The Best New Restaurant in Indianapolis Is a Tiny Bar With 16 Seats
Walking into Bar One Fourteen feels like crashing an extremely chill dinner party in the world’s coolest one-room apartment. The food is prepared and presented with an obsessive attention to detail, and the drinks are mixed with a precision seldom seen outside of a chemistry lab. Even the tunes are tailored to enhance the ambience of this dark, intimate, downright tiny space.
“The philosophy is to make people feel luxurious and pampered, but at the same time help them feel comfortable, as if they were at home,” says executive chef David Hoover. “It’s a good place to come with friends and relax.”
But don’t bring too many friends. Bar One Fourteen seats just 16 and is only open on Thursday, Friday, and Saturday evenings. It’s the brainchild of serial restaurateur Martha Hoover (Hoover’s mother) and sits cheek-to-jowl with two other Hoover establishments, Café Patachou and Napolese Pizzeria, in a tiny cluster of storefronts in the Meridian-Kessler neighborhood. It gets its name from its 114th East 49th Street address.
If you manage to land a seat in this notoriously hard-to-get-into spot, expect a tour de force of thoughtful, elegant minimalism. Decked with black walls, wood floors, and heavy velvet curtains, its cluster of tables and booths all sit within speaking distance of the tiny, modestly-equipped kitchen and bar where Hoover (a classically trained chef) prepares his dishes in full sight of diners. Go ahead and ask him, say, where he sources the cultured butter served with the house sourdough bread. He won’t mind.
His lack of gear -- there isn’t even an oven -- doesn’t compromise the finished product. Indeed, Hoover says the spartan setup forces him to make sure each dish is well-thought-out and perfectly executed. And they don’t come any more perfect than the beautiful-enough-to-frame crudité plate, a colorful melange of colors, textures, and flavors arrayed on a bed of crushed ice. On the other end of the flavor spectrum, few hamburgers are as lovingly prepared, and offer as much toothsome allure, as the black truffle-topped Fancy AF Burger.
The menu changes seasonally, but also receives regular tweaks to keep up with the market. The crudité combo shifts constantly, and mushroom-intensive dishes may switch between chicken of the woods and wild shiitakes, depending on what looks best on that particular day.
“I try to only add new items if they are better than the item that they will replace,” Hoover says. “That typically happens if a new ingredient that I’m particularly excited about is coming into season.”
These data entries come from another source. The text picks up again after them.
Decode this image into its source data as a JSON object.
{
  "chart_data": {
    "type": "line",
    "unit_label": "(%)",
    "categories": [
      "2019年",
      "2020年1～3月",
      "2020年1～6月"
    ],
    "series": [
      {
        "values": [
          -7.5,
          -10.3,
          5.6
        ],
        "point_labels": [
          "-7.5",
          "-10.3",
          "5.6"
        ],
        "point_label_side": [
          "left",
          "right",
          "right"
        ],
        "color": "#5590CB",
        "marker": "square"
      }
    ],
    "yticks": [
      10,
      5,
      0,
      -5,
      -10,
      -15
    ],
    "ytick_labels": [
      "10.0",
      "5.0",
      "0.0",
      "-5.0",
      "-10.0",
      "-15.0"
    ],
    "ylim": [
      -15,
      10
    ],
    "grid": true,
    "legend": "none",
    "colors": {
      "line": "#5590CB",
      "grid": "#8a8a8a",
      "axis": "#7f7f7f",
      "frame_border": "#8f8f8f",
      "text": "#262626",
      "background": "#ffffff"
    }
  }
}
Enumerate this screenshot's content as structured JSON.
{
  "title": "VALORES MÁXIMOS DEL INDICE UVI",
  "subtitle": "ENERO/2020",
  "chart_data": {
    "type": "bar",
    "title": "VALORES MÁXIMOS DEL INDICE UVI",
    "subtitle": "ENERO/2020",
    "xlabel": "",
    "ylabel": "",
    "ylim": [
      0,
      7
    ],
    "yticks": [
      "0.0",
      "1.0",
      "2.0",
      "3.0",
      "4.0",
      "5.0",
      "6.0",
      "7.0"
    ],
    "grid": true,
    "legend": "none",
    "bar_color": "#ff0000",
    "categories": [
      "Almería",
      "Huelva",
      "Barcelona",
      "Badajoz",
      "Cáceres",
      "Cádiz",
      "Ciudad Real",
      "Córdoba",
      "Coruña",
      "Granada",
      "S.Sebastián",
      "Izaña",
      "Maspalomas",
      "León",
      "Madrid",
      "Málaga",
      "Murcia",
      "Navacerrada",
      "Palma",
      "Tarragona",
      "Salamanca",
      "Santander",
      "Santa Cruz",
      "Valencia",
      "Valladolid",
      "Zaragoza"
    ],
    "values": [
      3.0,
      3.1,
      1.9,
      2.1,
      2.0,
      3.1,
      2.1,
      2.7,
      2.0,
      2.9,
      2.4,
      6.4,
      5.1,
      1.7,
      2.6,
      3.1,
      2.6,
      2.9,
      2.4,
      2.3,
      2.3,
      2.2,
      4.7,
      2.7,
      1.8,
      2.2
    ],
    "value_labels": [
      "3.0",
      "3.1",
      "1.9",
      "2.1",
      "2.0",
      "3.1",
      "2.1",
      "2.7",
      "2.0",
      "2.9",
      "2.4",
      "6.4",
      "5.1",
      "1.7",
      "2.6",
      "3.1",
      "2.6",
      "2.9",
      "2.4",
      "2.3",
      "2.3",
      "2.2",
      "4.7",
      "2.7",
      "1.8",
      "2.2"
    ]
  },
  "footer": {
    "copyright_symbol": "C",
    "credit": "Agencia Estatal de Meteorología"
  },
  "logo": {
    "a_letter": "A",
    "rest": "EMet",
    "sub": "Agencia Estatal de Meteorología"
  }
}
This mania for micromanagement extends to the drinks and music as well. Head bartender James Lantgen offers a short but potent lineup of his own cocktail creations. Try the Blood Orange Paloma, or A Proper Mai Tai, served in a brass, pineapple-shaped chalice, complete with brass straw. And if you insist, he’ll also make you a dirty martini, or any other traditional favorite you ask him for.
Bar One Fourteen is also equipped with a primo sound system, including custom Klipsch Forte speakers, a vintage reel-to-reel tape player, and a vinyl turntable. Hoover and the staff pick which toons to play on the all-analog system each night, making sure the sonic energy coordinates perfectly with the food and drinks.
“It’s a good place to come with friends to relax and not have to worry about running into other people," he says. "And, of course, to eat truffle burgers off of silver trays and caviar off of antique china.”
Though you might want to get a reservation -- or at least arrive early. Even though Bar One Fourteen leaves tables open every night for walk-ins, it doesn’t take much of a dinner rush to fill the place.